A dateline is essential when faced with a 2 month advance deadline for an October publication issue—especially when it’s 3 days after Standard and Poor’s downgraded the credit rating for U.S. Treasuries from AAA to AA+. The Dow plunged today 635 jaw-dropping points, the biggest stock market decline since December 2008. It will take time to absorb the full impact of this unprecedented measure, and all eyes will be watching as events unfold.
For more than two years, we’ve been dealing with a “new normal”–a condition coined by Pimco’s CEO Mohamed El-Erian to describe a slow moving improvement for the foreseeable future for global markets. El-Erian characterized an environment with higher unemployment, greater government regulation and a weakening U.S. dollar, and forecast slower growth worldwide that could last until 2014 or beyond. With the exception of a three month wave from March through May when sales performance and prices in Manhattan were exceptionally strong and high, with a number of noteworthy outlier transactions, residential real estate activity settled into a “new normal” where prices have remained largely flat this year.
There are benefits to slow growth in a fragile economy: an incremental pace is sustainable, and there is less reliance on credit and debt. But in a slower paced market, there’s less pressure for prudent buyers to act quickly, so properties remain on the market longer. When sellers are uncertain about their future, fewer products come on the market.
A new normal in residential real estate acknowledges some old and some new realities.
1. The market for affordable rentals is shrinking. Did you know that owners of real estate in Manhattan are in the minority? Our housing stock is separated into approximately two thirds renters and one third owners. This year, we are experiencing an unprecedented vacancy rate below 1%. Consequently, rents are higher than ever, and landlords have stopped offering concessions to tenants or incentives to brokers. Savvy investors are recognizing this is a particularly good time to make a condo purchase and lease the unit.

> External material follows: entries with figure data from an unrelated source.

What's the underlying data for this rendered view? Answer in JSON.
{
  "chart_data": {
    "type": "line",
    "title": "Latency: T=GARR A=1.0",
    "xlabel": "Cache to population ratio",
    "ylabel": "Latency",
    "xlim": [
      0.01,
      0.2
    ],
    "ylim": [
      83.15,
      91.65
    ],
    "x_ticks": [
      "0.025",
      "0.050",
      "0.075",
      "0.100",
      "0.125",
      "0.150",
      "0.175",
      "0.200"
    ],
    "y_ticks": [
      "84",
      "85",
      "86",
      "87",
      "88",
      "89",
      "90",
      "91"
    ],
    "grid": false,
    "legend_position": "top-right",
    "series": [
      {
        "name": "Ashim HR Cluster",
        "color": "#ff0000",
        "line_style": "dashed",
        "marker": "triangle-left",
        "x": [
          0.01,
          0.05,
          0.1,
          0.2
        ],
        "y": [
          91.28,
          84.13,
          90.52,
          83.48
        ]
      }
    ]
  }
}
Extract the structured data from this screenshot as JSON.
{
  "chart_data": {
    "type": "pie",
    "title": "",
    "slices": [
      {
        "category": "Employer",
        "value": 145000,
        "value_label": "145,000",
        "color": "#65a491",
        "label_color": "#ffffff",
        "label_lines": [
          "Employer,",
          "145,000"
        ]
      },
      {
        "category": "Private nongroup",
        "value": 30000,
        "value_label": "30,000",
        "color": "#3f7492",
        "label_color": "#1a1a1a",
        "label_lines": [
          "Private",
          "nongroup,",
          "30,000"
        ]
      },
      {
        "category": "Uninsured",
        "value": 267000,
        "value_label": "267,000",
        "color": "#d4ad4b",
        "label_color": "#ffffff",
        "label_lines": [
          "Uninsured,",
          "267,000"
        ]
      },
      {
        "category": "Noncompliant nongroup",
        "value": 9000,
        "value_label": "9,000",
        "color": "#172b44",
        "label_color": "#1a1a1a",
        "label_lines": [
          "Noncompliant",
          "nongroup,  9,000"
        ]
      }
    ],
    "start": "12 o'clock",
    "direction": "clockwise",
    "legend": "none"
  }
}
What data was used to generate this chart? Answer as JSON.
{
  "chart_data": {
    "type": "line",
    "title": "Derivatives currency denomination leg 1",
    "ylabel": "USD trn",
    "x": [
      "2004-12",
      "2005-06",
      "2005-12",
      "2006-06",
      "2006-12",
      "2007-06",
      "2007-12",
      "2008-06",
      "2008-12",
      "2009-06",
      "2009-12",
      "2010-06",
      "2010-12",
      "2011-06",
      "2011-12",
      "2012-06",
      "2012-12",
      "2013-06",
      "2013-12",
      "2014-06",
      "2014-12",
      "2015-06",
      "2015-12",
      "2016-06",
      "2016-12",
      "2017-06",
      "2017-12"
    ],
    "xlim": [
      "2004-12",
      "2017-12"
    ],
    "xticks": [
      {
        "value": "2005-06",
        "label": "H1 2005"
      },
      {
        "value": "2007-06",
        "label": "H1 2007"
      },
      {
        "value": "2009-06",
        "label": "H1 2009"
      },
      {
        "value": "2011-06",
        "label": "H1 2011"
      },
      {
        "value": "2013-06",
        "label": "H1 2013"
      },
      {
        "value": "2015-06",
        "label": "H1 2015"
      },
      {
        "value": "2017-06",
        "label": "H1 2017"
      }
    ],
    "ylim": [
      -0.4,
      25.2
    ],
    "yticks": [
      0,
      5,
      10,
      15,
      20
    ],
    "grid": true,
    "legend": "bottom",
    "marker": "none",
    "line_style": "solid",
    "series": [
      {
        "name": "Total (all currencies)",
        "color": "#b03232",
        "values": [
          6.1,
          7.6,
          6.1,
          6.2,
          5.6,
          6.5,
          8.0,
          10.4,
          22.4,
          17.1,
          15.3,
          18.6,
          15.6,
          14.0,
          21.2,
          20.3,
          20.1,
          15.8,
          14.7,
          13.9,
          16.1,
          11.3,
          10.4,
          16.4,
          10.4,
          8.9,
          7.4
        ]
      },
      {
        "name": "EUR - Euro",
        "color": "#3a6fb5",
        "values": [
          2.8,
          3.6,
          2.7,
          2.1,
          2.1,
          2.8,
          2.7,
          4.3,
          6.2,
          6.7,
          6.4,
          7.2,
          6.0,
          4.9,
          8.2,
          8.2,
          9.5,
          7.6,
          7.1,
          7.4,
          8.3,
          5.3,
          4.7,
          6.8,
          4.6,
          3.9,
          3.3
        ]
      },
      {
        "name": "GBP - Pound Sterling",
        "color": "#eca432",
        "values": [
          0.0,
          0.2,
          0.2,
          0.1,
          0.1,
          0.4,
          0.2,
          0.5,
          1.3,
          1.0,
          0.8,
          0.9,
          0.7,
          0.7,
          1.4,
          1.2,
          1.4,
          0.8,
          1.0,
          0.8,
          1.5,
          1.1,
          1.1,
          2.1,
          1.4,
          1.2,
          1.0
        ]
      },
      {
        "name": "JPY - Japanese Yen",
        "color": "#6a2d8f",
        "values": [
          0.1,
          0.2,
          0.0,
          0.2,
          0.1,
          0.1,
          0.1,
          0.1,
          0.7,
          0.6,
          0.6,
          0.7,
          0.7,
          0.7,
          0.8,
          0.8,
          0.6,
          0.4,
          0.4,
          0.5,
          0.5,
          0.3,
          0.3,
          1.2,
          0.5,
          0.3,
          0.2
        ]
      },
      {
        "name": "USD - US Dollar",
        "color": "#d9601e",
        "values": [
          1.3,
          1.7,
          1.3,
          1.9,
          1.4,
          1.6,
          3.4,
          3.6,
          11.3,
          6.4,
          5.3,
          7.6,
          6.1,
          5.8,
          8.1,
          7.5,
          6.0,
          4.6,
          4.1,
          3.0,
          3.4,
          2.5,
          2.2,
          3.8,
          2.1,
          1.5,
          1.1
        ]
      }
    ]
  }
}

2. There’s no privacy any longer. Co-op sales prices have been a matter of public record since the summer of 2006 when then Governor Pataki signed into law a bill that required the disclosure of cooperative sales prices along with details of ownership and financing. While purchasers of condominium units may mask their identities by buying in the name of an LLC, it’s more difficult for co-op buyers to protect privacy as co-op boards for the most part require individual ownership. With privacy jeopardized, the full details of a transaction are available to anyone who takes the time to look. Not only celebrities are exposed by the press, but mainstream citizens are helpless and unable to protect their privacy.
3. Condition matters, and staging has gained increased importance. There’s no good reason for a property not to show to its best advantage. Armed with practical advice from brokers and tips from apartment stylists, today’s sellers understand the advantages of presenting a property for maximum visual and emotional appeal. Staged apartments sell faster and for more money.
4. Pied-a-terre buyers should keep residence records. New York State has been aggressively auditing the returns of non-residents. Out-of-towners who maintain a residence in New York, either rented or owned, who spend more than 183 days of a taxable year in New York are required to pay city and state taxes on all income whether or not the earnings are from work physically performed in New York State. During a residency audit, the burden of proof rests with the taxpayer. Accountants advise that individuals record their location each day in personal diaries that are consistent with credit card receipts, phone logs and E-Z Pass registers. According to the State’s Nonresident Audit Guidelines, revised in 2010, a day in New York is counted as a day regardless of whether it is for business, shopping, dinner, or a medical appointment. Although hospitalization does not count for statutory residency, outpatient care and visiting someone hospitalized in New York counts as days spent in the state.
5. The roadblocks to financing continue. While interest rates as of this writing are still at historic lows, Fannie Mae and Freddie Mac guidelines are not very efficient for lending in Manhattan. It’s important to be connected with savvy mortgage experts to keep up with a changing climate. Loan approvals are averaging 45 days or longer with equally comprehensive examinations of the borrower and of the property being financed.
6. Phase 1 of the Second Avenue Subway is testing our patience. Once completed, transit service will run from Harlem to Lower Manhattan. Phase 1 excavation and construction from 105th to 72nd Street is expected to finish December 2016 with stops at 69th, 72nd and 96th and will be a huge enhancement to the area. Until then however, area residents and shopkeepers are dealing with a mix of issues ranging from poor air quality, compromised sanitation, safety concerns and noise. Apartment sales along this corridor of the city are hurting, and prices have taken a nosedive.
7. New York is one of the most insulated real estate markets in the nation, if not the world. Compared to the rest of the country, Manhattan real estate is holding its own. While other markets struggle to regain their footing, New York has been demonstrating relatively stability. Short sales and foreclosures are minimal in our borough, mainly because of the prevalence of co-ops requiring large down payments and significant post closing liquid assets. In addition, NYC remains a magnet for the world’s super wealthy and talented labor force. Similarly, foreign buyers continue to find a safe haven for their yen, euro and drachma. In short, Manhattan is where people want to live, work and play.